O Ministério Público de Contas de Sergipe (MPC-SE) divulgou nesta segunda-feira, 20, que apresentou um recurso ao Tribunal de Contas do Estado (TCE) pedindo a revisão da decisão que considerou regular e determinou o arquivamento do processo referente à compra de 15 ônibus elétricos e sete carregadores pela Superintendência Municipal de Transportes e Trânsito (SMTT) de Aracaju, totalizando cerca de R$ 56 milhões.
A contratação foi realizada por meio de adesão a uma ata de registro de preços do município de Belém (PA), um mecanismo que permite que um órgão possa adquirir produtos aproveitando os preços já registrados em licitação de outro ente. A origem desses preços é o foco da preocupação do MPC-SE.
De acordo com o Tribunal de Contas dos Municípios do Pará (TCM-PA), ao analisar a licitação de Belém, foram identificadas falhas de planejamento e a presença de sobrepreço na compra dos veículos. Assim, o MPC-SE argumenta que esses indícios, já apurados na origem, também impactam a compra realizada por Aracaju, que aderiu à mesma ata.
No recurso, o MPC-SE defende que o processo foi encerrado antes de esclarecer pontos cruciais para garantir a segurança da conclusão.
O órgão ressaltou que não ficou demonstrado, de forma técnica, que a adesão à ata de Belém era a opção mais vantajosa para Aracaju, considerando alternativas como locação dos veículos ou a realização de uma licitação própria. Para contratações desse porte, seria necessária a realização de um estudo técnico prévio, conforme a Lei de Licitações, que justificasse tanto a solução escolhida quanto a quantidade de veículos adquiridos.

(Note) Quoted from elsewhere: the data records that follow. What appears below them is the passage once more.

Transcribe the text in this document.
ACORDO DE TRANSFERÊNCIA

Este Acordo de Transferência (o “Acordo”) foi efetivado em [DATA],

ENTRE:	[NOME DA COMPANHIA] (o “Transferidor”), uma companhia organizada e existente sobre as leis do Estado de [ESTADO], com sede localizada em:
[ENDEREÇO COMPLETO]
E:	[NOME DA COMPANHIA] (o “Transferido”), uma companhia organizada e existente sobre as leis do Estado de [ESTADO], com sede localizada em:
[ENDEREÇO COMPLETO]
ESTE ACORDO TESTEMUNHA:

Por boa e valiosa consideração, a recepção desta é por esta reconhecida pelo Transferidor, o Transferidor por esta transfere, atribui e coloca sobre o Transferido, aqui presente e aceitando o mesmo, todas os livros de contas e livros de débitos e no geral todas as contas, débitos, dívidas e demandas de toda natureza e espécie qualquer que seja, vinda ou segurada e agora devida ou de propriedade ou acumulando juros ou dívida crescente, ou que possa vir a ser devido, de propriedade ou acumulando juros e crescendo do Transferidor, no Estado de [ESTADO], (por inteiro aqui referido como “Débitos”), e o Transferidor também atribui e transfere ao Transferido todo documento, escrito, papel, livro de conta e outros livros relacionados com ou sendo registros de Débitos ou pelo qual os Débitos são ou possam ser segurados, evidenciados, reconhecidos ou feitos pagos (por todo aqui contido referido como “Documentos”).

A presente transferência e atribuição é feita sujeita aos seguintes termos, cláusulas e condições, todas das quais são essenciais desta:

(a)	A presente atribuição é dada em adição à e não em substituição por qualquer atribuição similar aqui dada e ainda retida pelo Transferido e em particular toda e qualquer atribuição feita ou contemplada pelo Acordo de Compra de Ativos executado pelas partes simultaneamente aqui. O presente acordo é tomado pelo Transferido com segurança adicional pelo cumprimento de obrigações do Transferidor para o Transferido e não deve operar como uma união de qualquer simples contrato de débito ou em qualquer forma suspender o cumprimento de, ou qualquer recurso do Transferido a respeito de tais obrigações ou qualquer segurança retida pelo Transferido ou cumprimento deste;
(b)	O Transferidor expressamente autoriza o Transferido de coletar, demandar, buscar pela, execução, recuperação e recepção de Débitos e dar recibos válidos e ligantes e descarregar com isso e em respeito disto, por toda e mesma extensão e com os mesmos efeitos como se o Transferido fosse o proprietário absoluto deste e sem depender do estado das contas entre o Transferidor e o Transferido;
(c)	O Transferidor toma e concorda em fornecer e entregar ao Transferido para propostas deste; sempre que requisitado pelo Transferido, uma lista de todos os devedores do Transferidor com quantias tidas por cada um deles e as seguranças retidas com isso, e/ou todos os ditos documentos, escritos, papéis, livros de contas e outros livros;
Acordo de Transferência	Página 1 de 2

Além disso, o MPC-SE apontou que há referências de preços praticados por outros órgãos, inclusive para o mesmo modelo de ônibus, em valores mais baixos, sem que essas diferenças tenham sido esclarecidas ao longo do processo. O sobrepreço reconhecido pelo TCM-PA na origem da contratação também deveria ter sido considerado antes do arquivamento do processo, segundo o Ministério Público de Contas.
Diante disso, o MPC-SE solicita que a instrução do processo seja reiniciada, para que a Corte de Contas possa decidir com informações completas, não excluindo a possibilidade de responsabilização dos gestores envolvidos.
O recurso será distribuído a um novo relator e será submetido ao julgamento do Pleno do TCE, que terá a decisão final sobre a questão. Essa ação é um instrumento previsto em lei e utilizado regularmente pelo Ministério Público de Contas para defender a ordem jurídica e garantir a boa aplicação dos recursos públicos.
Com essa medida, o MPC-SE busca assegurar que uma contratação de grande porte, ligada a um serviço essencial como o transporte coletivo, seja analisada com a devida atenção que o valor envolvido e o interesse da população exigem.
A Prefeitura de Aracaju comunicou na tarde desta quarta-feira, 20, que ainda não foi notificada sobre a ação movida pelo Ministério Público de Contas de Sergipe.